I want to calculate the Kullback-Leibler divergence of data I collected in a vector x, which I interpret as samples from an unknown distribution, and the standard normal distribution. The maths behind the KL divergence are straightforward. My naive approach would be to
choose a number of bins
make a histogram of x
discretize the density of the normal distribution according to the bins
calculate the KL divergence of two vectors using for example kldivergence from StatsBase
I wonder how good of an approach that is (conceptually and implementation wise). Is there a Julia package with more refined methods? What about the sensitivity with respect to the number of bins?
@Palli thanks for your quick answer. If I understood correctly, the KL-divergence in Distances.jl is calculating the distance between two vectors. So conceptually it is doing the same as kldivergence from StatsBase.
I did not understand the use of Sequencer.jl package. What problem does it solve and how would I use it for my case?
Discretizing the normal is the right thing to do.

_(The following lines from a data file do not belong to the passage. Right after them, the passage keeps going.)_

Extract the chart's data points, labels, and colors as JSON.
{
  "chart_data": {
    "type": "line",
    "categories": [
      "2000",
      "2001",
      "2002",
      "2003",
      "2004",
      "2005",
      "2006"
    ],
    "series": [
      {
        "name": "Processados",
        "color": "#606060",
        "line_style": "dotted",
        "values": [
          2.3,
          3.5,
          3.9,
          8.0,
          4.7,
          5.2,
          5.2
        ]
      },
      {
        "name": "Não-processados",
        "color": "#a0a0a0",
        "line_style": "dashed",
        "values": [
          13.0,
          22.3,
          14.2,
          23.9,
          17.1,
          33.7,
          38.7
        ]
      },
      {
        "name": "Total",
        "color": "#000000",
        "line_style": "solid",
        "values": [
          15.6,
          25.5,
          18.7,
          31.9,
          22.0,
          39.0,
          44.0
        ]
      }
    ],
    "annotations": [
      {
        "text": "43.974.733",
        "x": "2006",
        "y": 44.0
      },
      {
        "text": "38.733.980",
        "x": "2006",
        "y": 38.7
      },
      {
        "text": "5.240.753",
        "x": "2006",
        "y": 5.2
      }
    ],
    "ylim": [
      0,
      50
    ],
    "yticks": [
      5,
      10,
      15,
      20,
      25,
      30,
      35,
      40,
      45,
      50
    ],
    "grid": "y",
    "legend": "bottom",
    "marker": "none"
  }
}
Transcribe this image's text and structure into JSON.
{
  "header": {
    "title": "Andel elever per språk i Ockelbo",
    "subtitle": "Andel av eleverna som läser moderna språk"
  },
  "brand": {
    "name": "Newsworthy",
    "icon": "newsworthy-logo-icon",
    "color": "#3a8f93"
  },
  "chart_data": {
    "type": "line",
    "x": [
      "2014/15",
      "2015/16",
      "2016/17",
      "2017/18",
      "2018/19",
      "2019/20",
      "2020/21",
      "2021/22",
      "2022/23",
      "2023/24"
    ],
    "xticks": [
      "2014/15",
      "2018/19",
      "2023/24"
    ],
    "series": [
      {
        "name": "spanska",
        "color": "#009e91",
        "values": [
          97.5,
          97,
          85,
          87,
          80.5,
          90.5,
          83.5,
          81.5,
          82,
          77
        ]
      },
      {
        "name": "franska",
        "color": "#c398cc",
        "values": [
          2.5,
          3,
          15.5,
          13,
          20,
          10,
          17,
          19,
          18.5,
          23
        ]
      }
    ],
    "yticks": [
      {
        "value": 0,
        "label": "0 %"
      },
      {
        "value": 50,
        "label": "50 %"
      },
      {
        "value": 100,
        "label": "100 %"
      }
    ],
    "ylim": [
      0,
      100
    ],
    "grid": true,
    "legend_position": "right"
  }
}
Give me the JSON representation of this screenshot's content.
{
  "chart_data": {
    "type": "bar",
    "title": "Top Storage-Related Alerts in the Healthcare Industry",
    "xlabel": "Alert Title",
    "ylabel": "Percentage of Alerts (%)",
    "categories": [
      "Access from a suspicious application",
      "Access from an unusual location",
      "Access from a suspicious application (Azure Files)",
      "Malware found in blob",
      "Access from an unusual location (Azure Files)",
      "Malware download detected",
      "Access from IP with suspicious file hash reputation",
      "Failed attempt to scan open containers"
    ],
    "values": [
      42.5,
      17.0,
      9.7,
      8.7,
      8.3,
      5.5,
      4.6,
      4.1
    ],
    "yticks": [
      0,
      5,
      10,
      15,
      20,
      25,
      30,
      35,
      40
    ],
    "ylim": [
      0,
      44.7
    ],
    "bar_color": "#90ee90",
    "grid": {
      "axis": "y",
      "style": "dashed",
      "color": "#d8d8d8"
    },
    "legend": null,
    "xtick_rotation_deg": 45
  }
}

I’m sure you know this but you want to normalize it as a discrete distribution, not as a density (i.e. ignore the bin widths). Also, you can add a very small constant to everything to avoid numerical issues if there are any zero bins.
I’ve heard it said that a good number of bins is the square root of the number of samples.
You can express the KL-divergence in terms of the estimated ratio and that is usually more robust. All you need are samples from the two densities, no need to create bins.
I did not understand the use of Sequencer.jl package.
It’s off-topic but cool. I didn’t read your question too carefully, and thought you were looking for an implementation, and I remembered (used) it there, but then I realized only in a dependency and edit my answer.
Hi, I have a question regarding KL divergence calculation between two bivariate distributions P(x,y) and Q(x,y) where x is discrete but y is continuous. My strategy is to discretize the continuous variable using bins and then calculate their joint probability distributions. Does this sound okay?